Nvidia GPU
Detailed monitoring of Nvidia GPU with OddEye.
Nvidia CUDA check depends on nvidia-ml python module, so in order to use this check nvidia-ml should be installed.
Install
You can install nvidia-ml with pip or pip3 based on your python version .
Python2:
pip install nvidia-ml-py
Python3:
pip3 install nvidia-ml-py3
Configure
Nvidia CUDA check does not requires any configuration ,
just enable check_nvidia_gpu
module and restart oe-agent
cd ${OE_AGENT_HOME}/checks_enabled/
ln -s ../checks_available/check_nvidia_gpu.py
Restart
${OE_AGENT_HOME}/oddeye.sh restart
Provides
Name | Description | Type | Unit |
---|---|---|---|
nvidia_b1_memory_free | Retrieves the amount of BAR1 free memory available on the device | gauge | Bytes |
nvidia_b1_memory_total | Retrieves the amount of BAR1 total memory available on the device | gauge | Bytes |
nvidia_b1_memory_used | Retrieves the amount of BAR1 used memory available on the device | gauge | Bytes |
nvidia_memory_free | Retrieves the amount of free memory available on the device | gauge | Bytes |
nvidia_memory_total | Retrieves the amount of total memory available on the device | gauge | Bytes |
nvidia_memory_used | Retrieves the amount of used memory available on the device | gauge | Bytes |
nvidia_cuda_processes | Metrics only about compute running processes (e.g.
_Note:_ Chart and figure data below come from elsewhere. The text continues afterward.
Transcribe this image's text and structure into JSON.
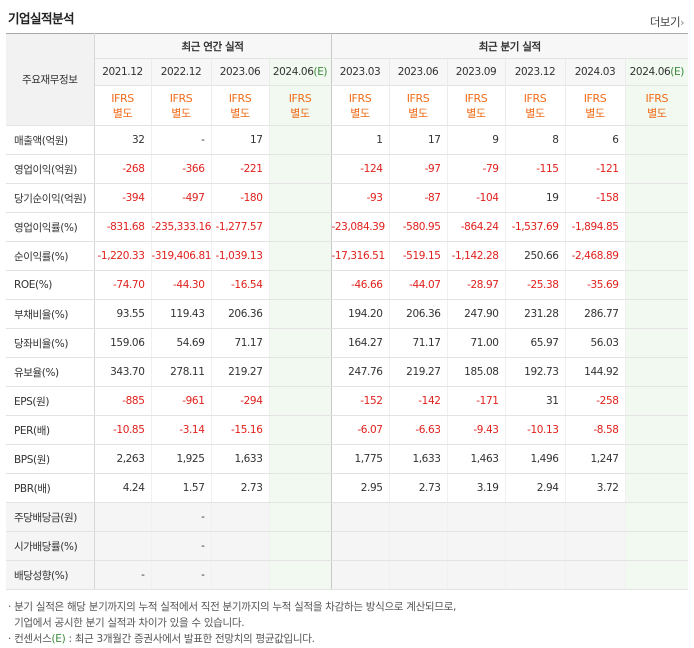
{
  "section_title": "기업실적분석",
  "more_label": "더보기",
  "more_icon": "chevron-right-icon",
  "row_header": "주요재무정보",
  "annual_group_label": "최근 연간 실적",
  "quarter_group_label": "최근 분기 실적",
  "annual_periods": [
    {
      "label": "2021.12",
      "suffix": "",
      "estimate": false
    },
    {
      "label": "2022.12",
      "suffix": "",
      "estimate": false
    },
    {
      "label": "2023.06",
      "suffix": "",
      "estimate": false
    },
    {
      "label": "2024.06",
      "suffix": "(E)",
      "estimate": true
    }
  ],
  "quarter_periods": [
    {
      "label": "2023.03",
      "suffix": "",
      "estimate": false
    },
    {
      "label": "2023.06",
      "suffix": "",
      "estimate": false
    },
    {
      "label": "2023.09",
      "suffix": "",
      "estimate": false
    },
    {
      "label": "2023.12",
      "suffix": "",
      "estimate": false
    },
    {
      "label": "2024.03",
      "suffix": "",
      "estimate": false
    },
    {
      "label": "2024.06",
      "suffix": "(E)",
      "estimate": true
    }
  ],
  "ifrs_line1": "IFRS",
  "ifrs_line2": "별도",
  "rows": [
    {
      "label": "매출액(억원)",
      "grey": false,
      "sep": false,
      "annual": [
        "32",
        "-",
        "17",
        ""
      ],
      "quarter": [
        "1",
        "17",
        "9",
        "8",
        "6",
        ""
      ]
    },
    {
      "label": "영업이익(억원)",
      "grey": false,
      "sep": false,
      "annual": [
        "-268",
        "-366",
        "-221",
        ""
      ],
      "quarter": [
        "-124",
        "-97",
        "-79",
        "-115",
        "-121",
        ""
      ]
    },
    {
      "label": "당기순이익(억원)",
      "grey": false,
      "sep": false,
      "annual": [
        "-394",
        "-497",
        "-180",
        ""
      ],
      "quarter": [
        "-93",
        "-87",
        "-104",
        "19",
        "-158",
        ""
      ]
    },
    {
      "label": "영업이익률(%)",
      "grey": false,
      "sep": true,
      "annual": [
        "-831.68",
        "-235,333.16",
        "-1,277.57",
        ""
      ],
      "quarter": [
        "-23,084.39",
        "-580.95",
        "-864.24",
        "-1,537.69",
        "-1,894.85",
        ""
      ]
    },
    {
      "label": "순이익률(%)",
      "grey": false,
      "sep": false,
      "annual": [
        "-1,220.33",
        "-319,406.81",
        "-1,039.13",
        ""
      ],
      "quarter": [
        "-17,316.51",
        "-519.15",
        "-1,142.28",
        "250.66",
        "-2,468.89",
        ""
      ]
    },
    {
      "label": "ROE(%)",
      "grey": false,
      "sep": false,
      "annual": [
        "-74.70",
        "-44.30",
        "-16.54",
        ""
      ],
      "quarter": [
        "-46.66",
        "-44.07",
        "-28.97",
        "-25.38",
        "-35.69",
        ""
      ]
    },
    {
      "label": "부채비율(%)",
      "grey": false,
      "sep": true,
      "annual": [
        "93.55",
        "119.43",
        "206.36",
        ""
      ],
      "quarter": [
        "194.20",
        "206.36",
        "247.90",
        "231.28",
        "286.77",
        ""
      ]
    },
    {
      "label": "당좌비율(%)",
      "grey": false,
      "sep": false,
      "annual": [
        "159.06",
        "54.69",
        "71.17",
        ""
      ],
      "quarter": [
        "164.27",
        "71.17",
        "71.00",
        "65.97",
        "56.03",
        ""
      ]
    },
    {
      "label": "유보율(%)",
      "grey": false,
      "sep": false,
      "annual": [
        "343.70",
        "278.11",
        "219.27",
        ""
      ],
      "quarter": [
        "247.76",
        "219.27",
        "185.08",
        "192.73",
        "144.92",
        ""
      ]
    },
    {
      "label": "EPS(원)",
      "grey": false,
      "sep": true,
      "annual": [
        "-885",
        "-961",
        "-294",
        ""
      ],
      "quarter": [
        "-152",
        "-142",
        "-171",
        "31",
        "-258",
        ""
      ]
    },
    {
      "label": "PER(배)",
      "grey": false,
      "sep": false,
      "annual": [
        "-10.85",
        "-3.14",
        "-15.16",
        ""
      ],
      "quarter": [
        "-6.07",
        "-6.63",
        "-9.43",
        "-10.13",
        "-8.58",
        ""
      ]
    },
    {
      "label": "BPS(원)",
      "grey": false,
      "sep": false,
      "annual": [
        "2,263",
        "1,925",
        "1,633",
        ""
      ],
      "quarter": [
        "1,775",
        "1,633",
        "1,463",
        "1,496",
        "1,247",
        ""
      ]
    },
    {
      "label": "PBR(배)",
      "grey": false,
      "sep": false,
      "annual": [
        "4.24",
        "1.57",
        "2.73",
        ""
      ],
      "quarter": [
        "2.95",
        "2.73",
        "3.19",
        "2.94",
        "3.72",
        ""
      ]
    },
    {
      "label": "주당배당금(원)",
      "grey": true,
      "sep": true,
      "annual": [
        "",
        "-",
        "",
        ""
      ],
      "quarter": [
        "",
        "",
        "",
        "",
        "",
        ""
      ]
    },
    {
      "label": "시가배당률(%)",
      "grey": true,
      "sep": false,
      "annual": [
        "",
        "-",
        "",
        ""
      ],
      "quarter": [
        "",
        "",
        "",
        "",
        "",
        ""
      ]
    },
    {
      "label": "배당성향(%)",
      "grey": true,
      "sep": false,
      "annual": [
        "-",
        "-",
        "",
        ""
      ],
      "quarter": [
        "",
        "",
        "",
        "",
        "",
        ""
      ]
    }
  ],
  "notes": {
    "line1": "· 분기 실적은 해당 분기까지의 누적 실적에서 직전 분기까지의 누적 실적을 차감하는 방식으로 계산되므로,",
    "line2": "  기업에서 공시한 분기 실적과 차이가 있을 수 있습니다.",
    "line3_prefix": "· 컨센서스",
    "line3_e": "(E)",
    "line3_suffix": " : 최근 3개월간 증권사에서 발표한 전망치의 평균값입니다."
  },
  "colors": {
    "negative": "#e0211d",
    "ifrs": "#f06c1a",
    "estimate_bg": "#f1f9f0",
    "estimate_text": "#3d8a3d"
  }
}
CUDA application which have active context). | gauge | None |
nvidia_graphic_processes | Metrics only about graphics based processes (eg. applications using OpenGL, DirectX)" | gauge | None |
nvidia_memory_utilizaton | Current utilization rates for the device's memory subsystems. | gauge | Percent |
nvidia_gpu_utilizaton | Current utilization rates for the device's gpu subsystems. | gauge | Percent |
nvidia_fan_speed | The fan speed is expressed as a percent of the maximum, i.e. full speed is 100%." | gauge | Percent |
nvidia_gpu_clock_info | Current clock speeds for the device. | gauge | None |
nvidia_gpu_temperature | Current temperature readings for the device, in degrees C." | gauge | Celsius |
nvidia_power_usage | power usage for this GPU in milliwatts | gauge | Milliwatts |